I set out to write a book about the connections between the 1960s liberal establishment and radical movements, so going in I had a sense that the Peace Corps provided a heroic fantasy that brought even diametrically opposed sides together. But the scenes of concrete connection still surprised me. There’s one moment at a March 1965 Peace Corps convention shortly after the United States began bombing North Vietnam, when Harry Belafonte, Chief Justice Earl Warren, Secretary of State Dean Rusk, Secretary of Defense Robert McNamara, Shriver, and the Vice-President Hubert Humphrey linked arms and sang “We Shall Overcome” together; in retrospect, these aren’t all people you think of in the same breath. Just a few years after this happened, the Peace Corps was attempting to recruit the leftist antiwar group Students for a Democratic Society (SDS) for leadership positions, and a number of SDS members went to visit and speak at Peace Corps training sites. So I could see when I started out that symbolically the Peace Corps’ heroic development-worker ideal could transcend the ideological spectrum, but I wasn’t expecting that there would be so many actual, concrete moments when the Peace Corps united liberal interventionists with the antiwar left.
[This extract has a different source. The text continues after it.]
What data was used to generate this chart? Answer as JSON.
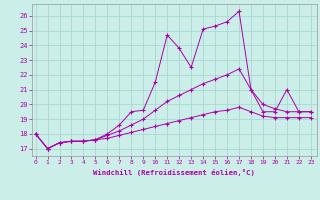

Have you received feedback from Peace Corps volunteers or officials? Was it difficult challenging a popular narrative about the benefits of the Peace Corps and global development?

I knew everyone wouldn’t agree with me, and there are definitely volunteers commenting on websites who say I’ve disregarded their accomplishments. But it seems to me that as we continue to employ endless experts to address the “puzzles” of poverty and inequality, more people need to hear critiques of both neoliberal development and the liberal development schemes that came before. These critiques are well within the mainstream in history and anthropology, but they very rarely filter into non-academic discussions of international development, at least not in the United States. Focusing on the Peace Corps allowed me to bridge this gap a bit.